Dans le récit personnel, familial, social, qui traverse toute l'oeuvre d'
Annie Ernaux, l'autrice y consacre plus spécialement un livre à chacun de ses parents:
La place, sorti en 1985, où est évoqué son père, et celui-ci,
Une femme, publié en 1988, qui raconte la vie et la fin de vie de sa mère.
Au sujet de cette mère, qui a joué pour elle un rôle si important dans sa vie, elle fera aussi éditer en 1996, après avoir hésité longtemps, sous le titre « Je ne suis pas sortie de ma nuit » et sans le modifier, le journal qu'elle avait tenu au jour le jour, lorsque sa mère s'effaçait dans la maladie d'Alzheimer.
Le court récit «
Une femme » relate de la façon sobre, sans sentimentalité, sans effusions, ce qui le rend encore plus fort et plus émouvant, le parcours de vie de celle qui l'a mise au monde et l'a accompagnée pendant 45 ans.
L'évocation du milieu social ouvrier dont est issue sa mère, sa volonté de s'élever socialement qui l'amènera à acquérir un café- épicerie de village à Yvetot, son énergie, sa rudesse voire sa violence, mais aussi sa tendresse, son attention à sa fille unique (une fille de « remplacement » à une autre morte deux ans avant sa naissance), les espoirs qu'elle met en elle, mais le décalage social difficile qui s'installe entre « la fille qui a fait des études » et ses parents, tout cela est admirablement décrit.
Et puis la deuxième étape, c'est la période plutôt heureuse dans laquelle sa mère devenue veuve viendra vivre chez sa fille et son beau-fils à Annecy, mettra son énergie à s'occuper de ses petits enfants et de la maisonnée, un peu comme si elle se mettait à leur service, ce qui est source d'inévitables conflits.
Et puis, les choses changent, la mère ne s'habitue pas à la région parisienne, où le mari a été muté, et retourne vivre à Yvetot, le couple divorce.
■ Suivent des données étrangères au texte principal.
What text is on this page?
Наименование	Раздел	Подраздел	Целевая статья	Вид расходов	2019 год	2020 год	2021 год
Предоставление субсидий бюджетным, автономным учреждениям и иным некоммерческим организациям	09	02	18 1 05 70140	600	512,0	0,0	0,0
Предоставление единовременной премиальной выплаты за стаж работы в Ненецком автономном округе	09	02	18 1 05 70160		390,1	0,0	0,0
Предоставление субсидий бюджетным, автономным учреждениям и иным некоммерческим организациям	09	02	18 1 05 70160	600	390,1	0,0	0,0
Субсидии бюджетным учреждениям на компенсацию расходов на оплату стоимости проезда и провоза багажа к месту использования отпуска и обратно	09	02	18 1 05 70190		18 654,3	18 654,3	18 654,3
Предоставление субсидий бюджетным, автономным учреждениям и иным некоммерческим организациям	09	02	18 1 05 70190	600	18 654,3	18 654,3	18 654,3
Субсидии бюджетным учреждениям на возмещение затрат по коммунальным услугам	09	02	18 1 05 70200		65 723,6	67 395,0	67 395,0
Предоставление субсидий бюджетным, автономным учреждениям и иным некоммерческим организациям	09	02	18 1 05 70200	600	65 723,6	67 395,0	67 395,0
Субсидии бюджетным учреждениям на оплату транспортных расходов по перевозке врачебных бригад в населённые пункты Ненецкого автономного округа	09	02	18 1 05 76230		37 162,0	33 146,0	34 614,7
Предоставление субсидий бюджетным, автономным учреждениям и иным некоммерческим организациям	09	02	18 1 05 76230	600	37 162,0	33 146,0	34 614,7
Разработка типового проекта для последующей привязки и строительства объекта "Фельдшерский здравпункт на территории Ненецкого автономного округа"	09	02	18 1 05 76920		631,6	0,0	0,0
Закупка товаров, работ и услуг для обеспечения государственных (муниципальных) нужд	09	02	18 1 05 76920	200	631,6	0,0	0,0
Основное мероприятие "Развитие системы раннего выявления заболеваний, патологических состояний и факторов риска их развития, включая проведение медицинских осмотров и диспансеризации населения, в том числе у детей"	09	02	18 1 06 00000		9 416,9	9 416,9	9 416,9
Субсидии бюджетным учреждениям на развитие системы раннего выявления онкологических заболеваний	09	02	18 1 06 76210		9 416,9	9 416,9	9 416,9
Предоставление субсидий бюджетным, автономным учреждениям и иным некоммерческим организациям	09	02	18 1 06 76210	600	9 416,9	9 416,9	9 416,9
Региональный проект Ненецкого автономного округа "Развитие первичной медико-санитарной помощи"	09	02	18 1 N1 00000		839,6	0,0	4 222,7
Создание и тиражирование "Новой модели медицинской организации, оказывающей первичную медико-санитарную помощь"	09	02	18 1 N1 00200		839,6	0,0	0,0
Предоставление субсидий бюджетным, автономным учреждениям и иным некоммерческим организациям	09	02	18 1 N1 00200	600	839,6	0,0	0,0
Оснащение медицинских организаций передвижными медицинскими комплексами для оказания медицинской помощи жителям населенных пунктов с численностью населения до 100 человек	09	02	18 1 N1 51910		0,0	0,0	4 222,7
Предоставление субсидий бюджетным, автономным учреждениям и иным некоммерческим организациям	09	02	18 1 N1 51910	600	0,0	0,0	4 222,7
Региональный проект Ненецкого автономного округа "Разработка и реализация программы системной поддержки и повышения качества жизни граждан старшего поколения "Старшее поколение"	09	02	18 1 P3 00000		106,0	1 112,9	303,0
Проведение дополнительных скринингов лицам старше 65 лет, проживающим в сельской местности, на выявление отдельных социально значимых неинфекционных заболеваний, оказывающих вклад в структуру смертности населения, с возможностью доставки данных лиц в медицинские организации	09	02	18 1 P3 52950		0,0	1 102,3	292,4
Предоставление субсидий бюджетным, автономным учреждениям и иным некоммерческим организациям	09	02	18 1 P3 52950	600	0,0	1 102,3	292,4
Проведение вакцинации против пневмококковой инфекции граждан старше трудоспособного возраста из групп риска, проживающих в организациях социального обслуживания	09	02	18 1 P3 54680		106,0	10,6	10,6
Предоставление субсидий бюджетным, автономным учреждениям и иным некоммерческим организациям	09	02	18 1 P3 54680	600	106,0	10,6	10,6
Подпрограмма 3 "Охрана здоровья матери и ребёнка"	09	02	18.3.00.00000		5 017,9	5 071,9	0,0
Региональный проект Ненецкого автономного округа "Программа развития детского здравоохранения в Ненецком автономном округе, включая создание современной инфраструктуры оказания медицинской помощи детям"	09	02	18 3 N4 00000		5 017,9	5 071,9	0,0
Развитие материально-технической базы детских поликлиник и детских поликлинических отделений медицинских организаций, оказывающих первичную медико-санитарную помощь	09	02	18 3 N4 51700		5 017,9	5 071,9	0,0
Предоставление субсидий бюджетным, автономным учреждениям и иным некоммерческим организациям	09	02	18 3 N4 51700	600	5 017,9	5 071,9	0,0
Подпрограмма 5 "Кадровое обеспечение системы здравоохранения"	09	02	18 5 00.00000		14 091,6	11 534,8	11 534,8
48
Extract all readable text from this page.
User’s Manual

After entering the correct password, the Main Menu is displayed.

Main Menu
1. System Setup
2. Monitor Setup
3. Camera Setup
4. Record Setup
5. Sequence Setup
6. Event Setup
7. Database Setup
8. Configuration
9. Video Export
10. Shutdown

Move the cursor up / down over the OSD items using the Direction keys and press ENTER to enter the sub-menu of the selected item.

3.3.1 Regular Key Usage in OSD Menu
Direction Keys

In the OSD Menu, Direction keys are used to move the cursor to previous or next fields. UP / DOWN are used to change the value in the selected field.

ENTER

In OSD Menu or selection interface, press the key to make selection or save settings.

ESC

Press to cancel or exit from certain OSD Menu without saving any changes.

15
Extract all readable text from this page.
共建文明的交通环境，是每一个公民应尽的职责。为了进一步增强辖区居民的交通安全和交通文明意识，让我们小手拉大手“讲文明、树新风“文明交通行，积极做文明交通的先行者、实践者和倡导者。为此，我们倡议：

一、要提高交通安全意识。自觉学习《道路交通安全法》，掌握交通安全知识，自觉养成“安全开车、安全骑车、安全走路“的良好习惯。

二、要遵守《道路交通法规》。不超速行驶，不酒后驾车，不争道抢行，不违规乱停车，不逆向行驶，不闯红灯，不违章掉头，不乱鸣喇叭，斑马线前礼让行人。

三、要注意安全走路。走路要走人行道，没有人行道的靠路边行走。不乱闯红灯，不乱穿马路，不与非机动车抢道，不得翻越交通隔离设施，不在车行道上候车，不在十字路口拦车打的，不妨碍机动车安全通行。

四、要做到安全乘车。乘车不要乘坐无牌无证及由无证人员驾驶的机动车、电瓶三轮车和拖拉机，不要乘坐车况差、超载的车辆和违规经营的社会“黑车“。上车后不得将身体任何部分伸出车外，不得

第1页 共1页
Elle est victime d'un très grave accident, dont elle se rétablit miraculeusement, vient revivre chez sa fille.
Et enfin, c'est l'apparition de la maladie d'Alzheimer, l'impossibilité de garder sa mère chez elle, jusqu'à la fin de vie.
Et cette dernière phrase bouleversante: « J'ai perdu le dernier lien avec le monde dont je suis issue . »
La façon pleine de pudeur et de tendresse dont
Annie Ernaux raconte la vie de sa mère, ce style volontairement plat qu'elle choisit, renforce l'émotion, je trouve, et j'ai eu le coeur serré une bonne partie du récit. Cette façon dépouillée et sincère me touche beaucoup plus, par exemple, que «
Le livre de ma mère », d'
Albert Cohen, trop excessif, trop démonstratif, à mon goût .Et puis, ce récit a une dimension qui dépasse le cercle de l''experience intime, et que chaque lecteur peut ressentir profondément. Dans tous les cas, je trouve que ce récit parle à toutes celles et ceux qui ont été confrontés à l'ascenseur social, qu'il fonctionne ou pas.
En conclusion, et bien que je n'ai lu que peu de livres de l'autrice, je trouve que sa manière d' « écrire la vie » (le titre qui est donné au Quarto Gallimard qui rassemble une grande partie de son oeuvre) faisant de ses expériences personnelles et de la description de la société la matière de ses récits, restera, à la fois comme le témoignage des changements profonds de cette deuxième moitié du 20ème siècle, en particulier pour la condition féminine, et comme l'évocation par le prisme de l'intime de thèmes universels, entre autres, l'amour et ses tourments, l'identité, la condition sociale et le rapport à ses origines, la maladie, la mort.
Et pas de doute que cela vaut le coup de continuer à explorer une oeuvre aussi originale.